Была ночь. Свечи освещали большую спальню, мешаясь с сиянием лунных лучей, врывающихся в окна и бросающих фантастические узоры на стены.
Тамара сидела в кресле неподвижно, с мрачно нахмуренными бровями, под которыми светились злые, устремленные вдаль глаза. Вдруг она сказала:
— За твоей спиной две могильные тени, Кандинский — слева и справа. Тебе не страшно?
Резким движением она повернулась ко мне всем телом, глядя на меня со страхом и любопытством.
— Ты суеверна, мой ангел. Когда я буду способен чувствовать ужас, тогда — прощай, Кандинский.
— Может быть, ты хочешь сказать этим, что убьешь себя?
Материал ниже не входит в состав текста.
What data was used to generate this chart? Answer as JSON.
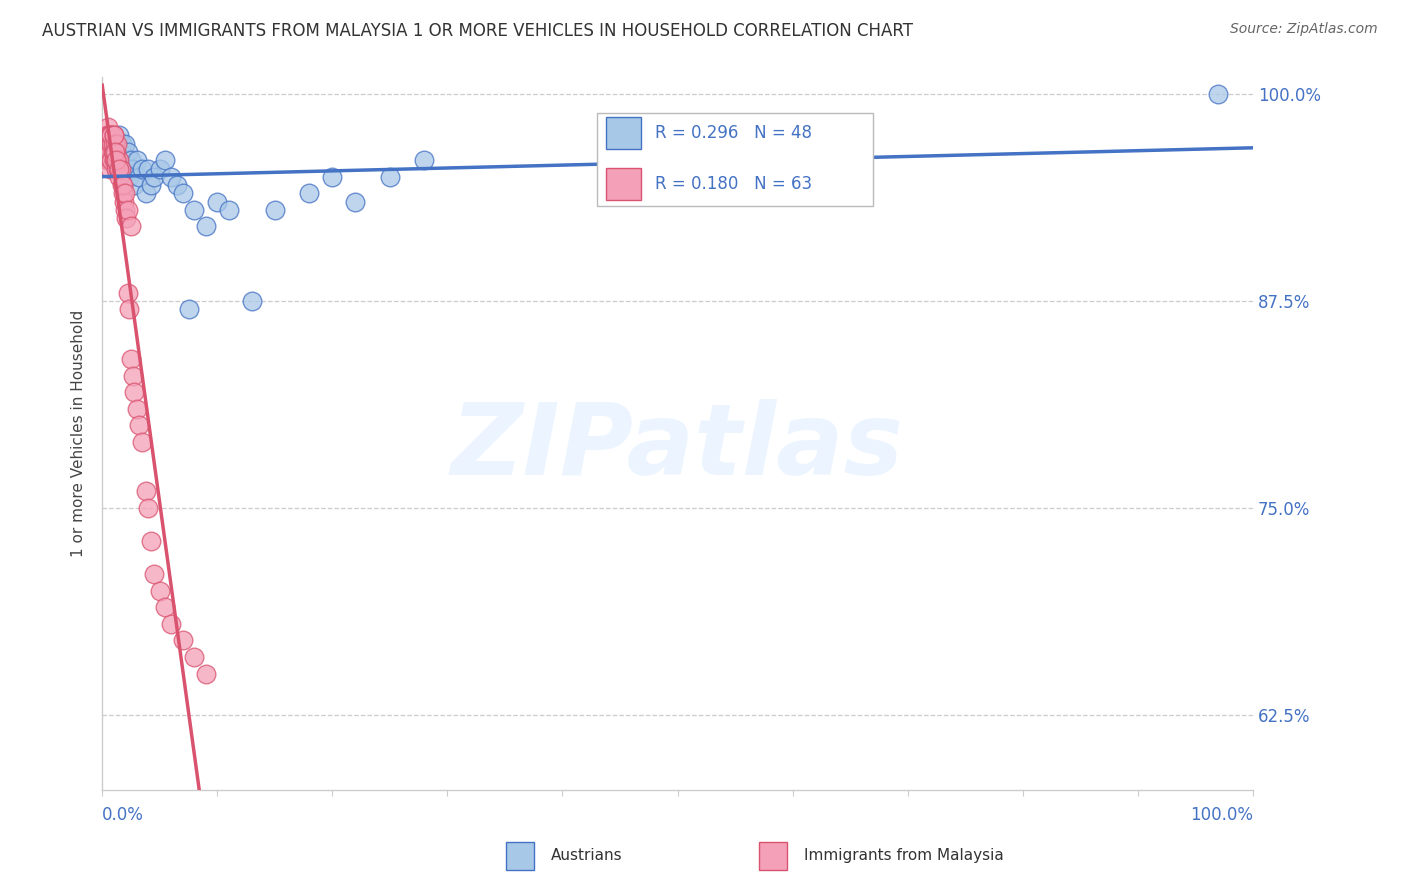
{
  "title": "AUSTRIAN VS IMMIGRANTS FROM MALAYSIA 1 OR MORE VEHICLES IN HOUSEHOLD CORRELATION CHART",
  "source": "Source: ZipAtlas.com",
  "ylabel": "1 or more Vehicles in Household",
  "ytick_labels": [
    "100.0%",
    "87.5%",
    "75.0%",
    "62.5%"
  ],
  "ytick_values": [
    1.0,
    0.875,
    0.75,
    0.625
  ],
  "legend_label1": "Austrians",
  "legend_label2": "Immigrants from Malaysia",
  "R1": 0.296,
  "N1": 48,
  "R2": 0.18,
  "N2": 63,
  "color_blue": "#a8c8e8",
  "color_pink": "#f4a0b8",
  "color_blue_dark": "#4472c4",
  "color_pink_dark": "#d9536f",
  "color_text": "#4472c4",
  "color_grid": "#cccccc",
  "austrians_x": [
    0.005,
    0.007,
    0.008,
    0.009,
    0.01,
    0.01,
    0.011,
    0.012,
    0.013,
    0.014,
    0.015,
    0.015,
    0.016,
    0.017,
    0.018,
    0.019,
    0.02,
    0.02,
    0.022,
    0.023,
    0.025,
    0.026,
    0.028,
    0.03,
    0.032,
    0.035,
    0.038,
    0.04,
    0.042,
    0.045,
    0.05,
    0.055,
    0.06,
    0.065,
    0.07,
    0.075,
    0.08,
    0.09,
    0.1,
    0.11,
    0.13,
    0.15,
    0.18,
    0.2,
    0.22,
    0.25,
    0.28,
    0.97
  ],
  "austrians_y": [
    0.96,
    0.97,
    0.965,
    0.975,
    0.96,
    0.97,
    0.965,
    0.955,
    0.96,
    0.97,
    0.96,
    0.975,
    0.965,
    0.97,
    0.96,
    0.955,
    0.97,
    0.96,
    0.965,
    0.95,
    0.96,
    0.955,
    0.945,
    0.96,
    0.95,
    0.955,
    0.94,
    0.955,
    0.945,
    0.95,
    0.955,
    0.96,
    0.95,
    0.945,
    0.94,
    0.87,
    0.93,
    0.92,
    0.935,
    0.93,
    0.875,
    0.93,
    0.94,
    0.95,
    0.935,
    0.95,
    0.96,
    1.0
  ],
  "malaysia_x": [
    0.002,
    0.003,
    0.003,
    0.004,
    0.004,
    0.005,
    0.005,
    0.005,
    0.006,
    0.006,
    0.006,
    0.007,
    0.007,
    0.007,
    0.008,
    0.008,
    0.008,
    0.009,
    0.009,
    0.01,
    0.01,
    0.01,
    0.011,
    0.011,
    0.012,
    0.012,
    0.013,
    0.013,
    0.014,
    0.015,
    0.015,
    0.016,
    0.017,
    0.018,
    0.019,
    0.02,
    0.021,
    0.022,
    0.023,
    0.025,
    0.027,
    0.028,
    0.03,
    0.032,
    0.035,
    0.038,
    0.04,
    0.042,
    0.045,
    0.05,
    0.055,
    0.06,
    0.07,
    0.08,
    0.09,
    0.01,
    0.011,
    0.012,
    0.015,
    0.018,
    0.02,
    0.022,
    0.025
  ],
  "malaysia_y": [
    0.97,
    0.975,
    0.965,
    0.97,
    0.96,
    0.98,
    0.975,
    0.965,
    0.975,
    0.97,
    0.96,
    0.975,
    0.965,
    0.955,
    0.97,
    0.96,
    0.975,
    0.965,
    0.97,
    0.96,
    0.975,
    0.965,
    0.96,
    0.97,
    0.965,
    0.955,
    0.96,
    0.97,
    0.955,
    0.96,
    0.95,
    0.955,
    0.945,
    0.94,
    0.935,
    0.93,
    0.925,
    0.88,
    0.87,
    0.84,
    0.83,
    0.82,
    0.81,
    0.8,
    0.79,
    0.76,
    0.75,
    0.73,
    0.71,
    0.7,
    0.69,
    0.68,
    0.67,
    0.66,
    0.65,
    0.975,
    0.965,
    0.96,
    0.955,
    0.945,
    0.94,
    0.93,
    0.92
  ],
  "xmin": 0.0,
  "xmax": 1.0,
  "ymin": 0.58,
  "ymax": 1.01,
  "background_color": "#ffffff"
}
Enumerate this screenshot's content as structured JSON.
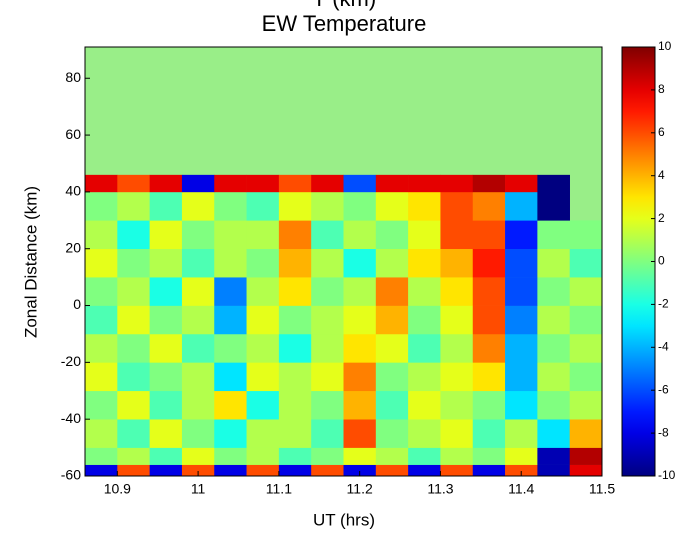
{
  "chart_data": {
    "type": "heatmap",
    "supertitle": "Y (km)",
    "title": "EW Temperature",
    "xlabel": "UT (hrs)",
    "ylabel": "Zonal Distance (km)",
    "xlim": [
      10.86,
      11.5
    ],
    "ylim": [
      -60,
      91
    ],
    "xticks": [
      10.9,
      11,
      11.1,
      11.2,
      11.3,
      11.4,
      11.5
    ],
    "yticks": [
      -60,
      -40,
      -20,
      0,
      20,
      40,
      60,
      80
    ],
    "x_edges": [
      10.86,
      10.9,
      10.94,
      10.98,
      11.02,
      11.06,
      11.1,
      11.14,
      11.18,
      11.22,
      11.26,
      11.3,
      11.34,
      11.38,
      11.42,
      11.46,
      11.5
    ],
    "y_edges": [
      -60,
      -56,
      -50,
      -40,
      -30,
      -20,
      -10,
      0,
      10,
      20,
      30,
      40,
      46,
      91
    ],
    "z": [
      [
        -8,
        6,
        -8,
        6,
        -8,
        6,
        -8,
        6,
        -8,
        6,
        -8,
        6,
        -8,
        6,
        -9,
        8
      ],
      [
        0,
        1,
        -1,
        2,
        0,
        1,
        -1,
        0,
        2,
        1,
        -1,
        1,
        0,
        2,
        -9,
        9
      ],
      [
        1,
        -1,
        2,
        0,
        -2,
        1,
        1,
        -1,
        6,
        0,
        1,
        2,
        -1,
        1,
        -3,
        4
      ],
      [
        0,
        2,
        -1,
        1,
        3,
        -2,
        1,
        0,
        4,
        -1,
        2,
        1,
        0,
        -3,
        0,
        1
      ],
      [
        2,
        -1,
        0,
        1,
        -3,
        2,
        1,
        2,
        5,
        0,
        1,
        2,
        3,
        -4,
        1,
        0
      ],
      [
        1,
        0,
        2,
        -1,
        0,
        1,
        -2,
        1,
        3,
        2,
        -1,
        1,
        5,
        -4,
        0,
        1
      ],
      [
        -1,
        2,
        0,
        1,
        -4,
        2,
        0,
        1,
        2,
        4,
        0,
        2,
        6,
        -5,
        1,
        0
      ],
      [
        0,
        1,
        -2,
        2,
        -5,
        1,
        3,
        0,
        1,
        5,
        1,
        3,
        6,
        -6,
        0,
        1
      ],
      [
        2,
        0,
        1,
        -1,
        1,
        0,
        4,
        1,
        -2,
        1,
        3,
        4,
        7,
        -6,
        1,
        -1
      ],
      [
        1,
        -2,
        2,
        0,
        1,
        1,
        5,
        -1,
        1,
        0,
        2,
        6,
        6,
        -7,
        0,
        0
      ],
      [
        0,
        1,
        -1,
        2,
        0,
        -1,
        2,
        1,
        0,
        2,
        3,
        6,
        5,
        -4,
        -10,
        null
      ],
      [
        8,
        6,
        8,
        -8,
        8,
        8,
        6,
        8,
        -6,
        8,
        8,
        8,
        9,
        8,
        -10,
        null
      ],
      [
        null,
        null,
        null,
        null,
        null,
        null,
        null,
        null,
        null,
        null,
        null,
        null,
        null,
        null,
        null,
        null
      ]
    ],
    "nan_color": "#99ee88",
    "colormap": "jet",
    "clim": [
      -10,
      10
    ],
    "cticks": [
      -10,
      -8,
      -6,
      -4,
      -2,
      0,
      2,
      4,
      6,
      8,
      10
    ]
  }
}
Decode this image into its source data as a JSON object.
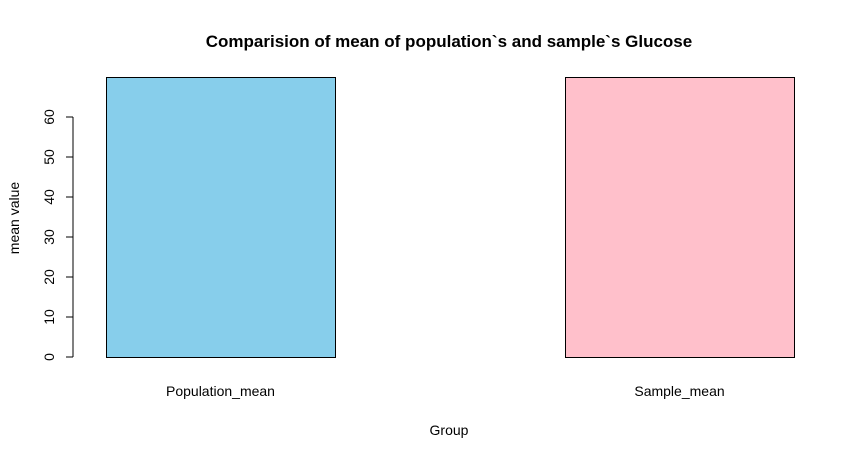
{
  "chart_data": {
    "type": "bar",
    "title": "Comparision of mean of population`s and sample`s Glucose",
    "xlabel": "Group",
    "ylabel": "mean value",
    "categories": [
      "Population_mean",
      "Sample_mean"
    ],
    "values": [
      70,
      70
    ],
    "colors": [
      "#87CEEB",
      "#FFC0CB"
    ],
    "bar_border_color": "#000000",
    "ylim": [
      0,
      70
    ],
    "yticks": [
      "0",
      "10",
      "20",
      "30",
      "40",
      "50",
      "60"
    ],
    "grid": false,
    "legend": "none"
  }
}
— Нет, я совсем не расположен это делать, точно так же, как чувствовать ужас или раскаяние — стадные чувства, понятные в Иване и Петре, но когда их почувствует Кандинский — прощай: останется животное большого стада. Я не Иван и не Петр, я — Кандинский.
— Какие гордые слова!
Она долго смотрела на меня неподвижно.
— Так ли это?
— Полагаю, да.
— Ты полагаешь, что ты так велик, а может быть, это только великая твоя низость — и ничего больше.
Слова эти уязвили меня.
— Наши две жертвы убиты моей идеей, Тамара, а вовсе не мной — для нашего блаженства.
— Как это?
Я не счел нужным разъяснять ей.
— Как же ты говорил, что делаешь это из любви ко мне? — спросила она, расширяя глаза, в которых засверкали злые огоньки. — Или… постой, может быть, тебе была нужна не я, а богатства князя и ты хотел сделаться моим мужем с этой целью? Ха-ха-ха!.. Ты никогда им не будешь.
— Последние твои слова совсем вздор, Тамара.
И я говорил правду. Корыстные побуждения, овладевавшие мной вначале, стали постепенно рассеиваться по мере того, как мной все глубже начинали овладевать мои мысли и страсть к моей союзнице.
— Слушай. Прежде, чем мы встретились с тобой, в моем уме зародилась идея… Это она убила… этих, а не я…
— Прочь, ужасный человек, — вскричала она, подымаясь с места и выпрямляясь во весь рост. — Безумная, я поверила, что одна безграничная любовь тебя доводит до низости отравления — и прощала; но ты, ужасный человек, объявляешь теперь, что какая-то дикая идея руководила тобой, а не любовь…
— Ты чрезвычайно эффектна в эту минуту, мой ангел, — проговорил я, любуясь ею.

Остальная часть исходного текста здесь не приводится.